Not only did the husband and wife change their daughter’s diet, they revamped theirs as well.

“I didn’t even know what vegan or vegetarian was,” James McGee laughed as he discussed his shift away from meat and dairy.

The family upped their fruit and vegetable intake in the form of juices and daily smoothies, as well.

“And I started to see the weight drop off,” McGee said. “My cholesterol and blood pressure started going down. I went to the doctor, and he said to just keep doing what I was doing. I got off all the pills I was on.”

In all, he dropped 140 pounds by just changing the way he eats.

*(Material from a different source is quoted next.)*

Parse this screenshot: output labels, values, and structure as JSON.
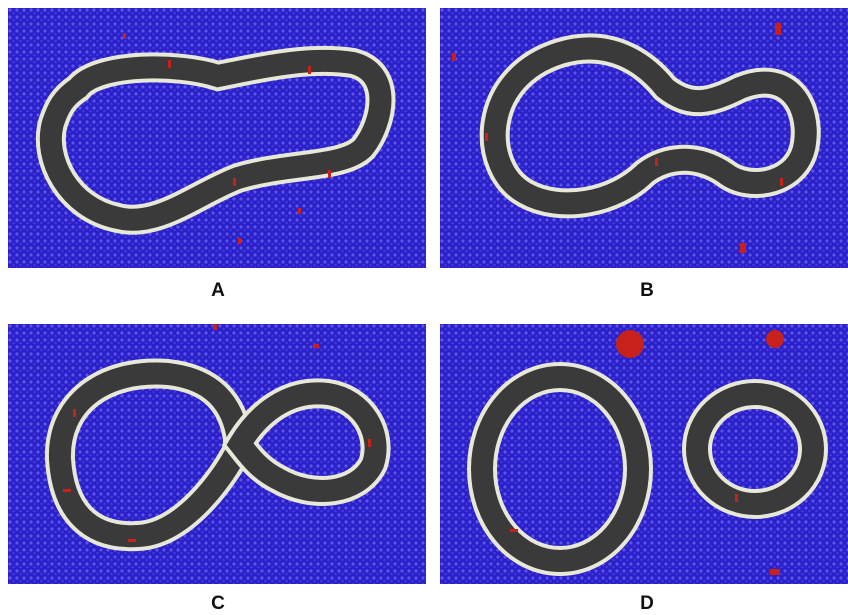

His health dramatically improved, and he opened Peace, Love & Eatz in DeSoto, a plant-based restaurant and smoothie shop, as a way to share the gift of health with friends and neighbors in his community. 

RELATED: DeSoto restaurant among businesses to be featured during Weight Watchers tour with Oprah Winfrey

Captain’s health also improved through plant-based eating.

“That really hit us, you know, the fact that you’re giving your child something that’s hurting them, and you just don’t even know,” Morgan McGee said.

The family expanded their mission with a neighborhood garden that helps to support the restaurant and McGee’s nonprofit, which provides healthy food to homeless students. 

The cause is close to his heart, as he experienced homelessness during periods of his childhood.   

Now, he's made a commitment to stick with a strictly plant-based lifestyle and help others access that as well.  

“When you have reasons that contain health, you know, living-- and possibly dying-- then it becomes serious, so you have to do something,” he said.